Kita hidup di zaman yang serba ironis. Di satu sisi, semua orang bicara tentang investasi, pertumbuhan ekonomi, dan birokrasi yang ramping. Di sisi lain, para pengambil keputusan, mulai dari pejabat daerah hingga direktur BUMN, merasa seolah-olah sedang berjalan di ladang ranjau. Salah ambil keputusan, ujungnya bukan untung, melainkan borgol.


Inilah inti dari perbincangan menarik antara Profesor Rhenald Kasali dengan Alex Marwata, mantan Komisioner Komisi Pemberantasan Korupsi (KPK) yang juga seorang mantan Hakim. Acara siniar Rhenald Kasali di kanal YouTube pada 14 Desember 2025 ini menyimpulkan satu hal, yaitu Indonesia sedang menghadapi darurat penegakan hukum, di mana nalar bisnis dan administrasi sering kali keliru diterjemahkan menjadi pasal pidana korupsi.


Masalah utama ada pada Pasal 2 dan Pasal 3 Undang-Undang Tindak Pidana Korupsi (Tipikor). Intinya, pasal-pasal ini menjerat siapa pun yang melakukan perbuatan melawan hukum, menyalahgunakan wewenang, dan memperkaya diri sendiri atau orang lain, yang kemudian dianggap merugikan negara.


Dalam setiap urusan bisnis—apalagi pengadaan barang dan jasa—adalah hal yang mutlak bahwa kedua belah pihak harus untung. Inilah yang disebut prinsip win-win. Kalau perusahaan swasta (vendor) menyediakan barang atau jasa untuk pemerintah, mustahil mereka tidak mengambil untung. Jika vendor untung 10% dan itu wajar dalam standar bisnis, apakah keuntungan tersebut otomatis berarti negara dirugikan?

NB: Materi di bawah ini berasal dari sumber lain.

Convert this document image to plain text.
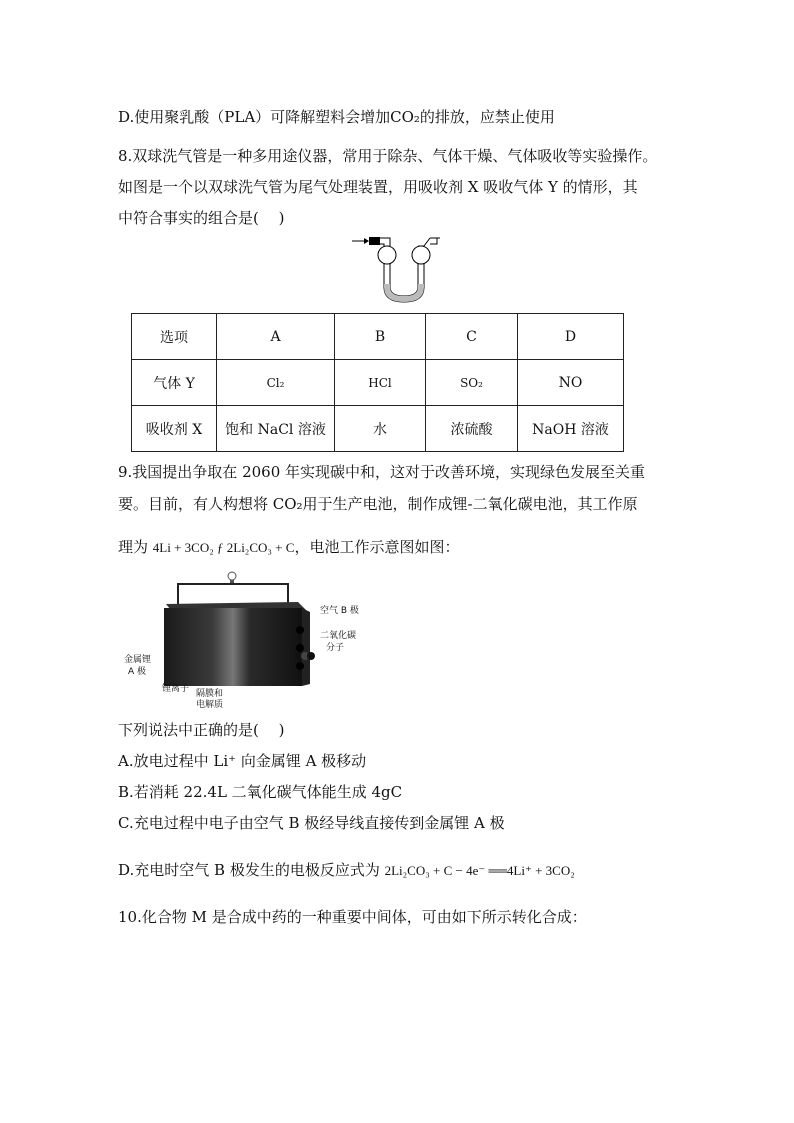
D.使用聚乳酸（PLA）可降解塑料会增加CO₂的排放，应禁止使用
8.双球洗气管是一种多用途仪器，常用于除杂、气体干燥、气体吸收等实验操作。
如图是一个以双球洗气管为尾气处理装置，用吸收剂 X 吸收气体 Y 的情形，其
中符合事实的组合是(　 )
选项	A	B	C	D
气体 Y	Cl₂	HCl	SO₂	NO
吸收剂 X	饱和 NaCl 溶液	水	浓硫酸	NaOH 溶液
9.我国提出争取在 2060 年实现碳中和，这对于改善环境，实现绿色发展至关重
要。目前，有人构想将 CO₂用于生产电池，制作成锂-二氧化碳电池，其工作原
理为 4Li + 3CO₂ ƒ 2Li₂CO₃ + C，电池工作示意图如图：
空气 B 极
二氧化碳
分子
金属锂
A 极
锂离子 隔膜和
电解质
下列说法中正确的是(　 )
A.放电过程中 Li⁺ 向金属锂 A 极移动
B.若消耗 22.4L 二氧化碳气体能生成 4gC
C.充电过程中电子由空气 B 极经导线直接传到金属锂 A 极
D.充电时空气 B 极发生的电极反应式为 2Li₂CO₃ + C − 4e⁻ ══4Li⁺ + 3CO₂
10.化合物 M 是合成中药的一种重要中间体，可由如下所示转化合成：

Menurut Alex Marwata, di sinilah letak jebakan utamanya. Aturan pidana seharusnya selalu melihat adanya mens rea (niat jahat). Maling mencuri karena niatnya memang jahat. Tapi, seorang pejabat yang mengambil keputusan dengan tujuan memenuhi kebutuhan publik secepatnya, lalu melanggar prosedur administrasi, misalnya ia menunjuk langsung vendor karena di daerahnya memang hanya ada satu vendor yang berkompeten. Menurut Alex, itu adalah kesalahan administrasi.


Sayangnya, dalam praktik, pelanggaran administrasi ini sering kali ditarik menjadi perbuatan melawan hukum secara luas. Menguntungkan vendor dianggap sama dengan merugikan negara. Akibatnya, banyak pejabat yang takut mengambil keputusan berani dan inovatif. Mereka memilih jalan aman yang prosedural, kaku, dan lambat, daripada berisiko masuk penjara.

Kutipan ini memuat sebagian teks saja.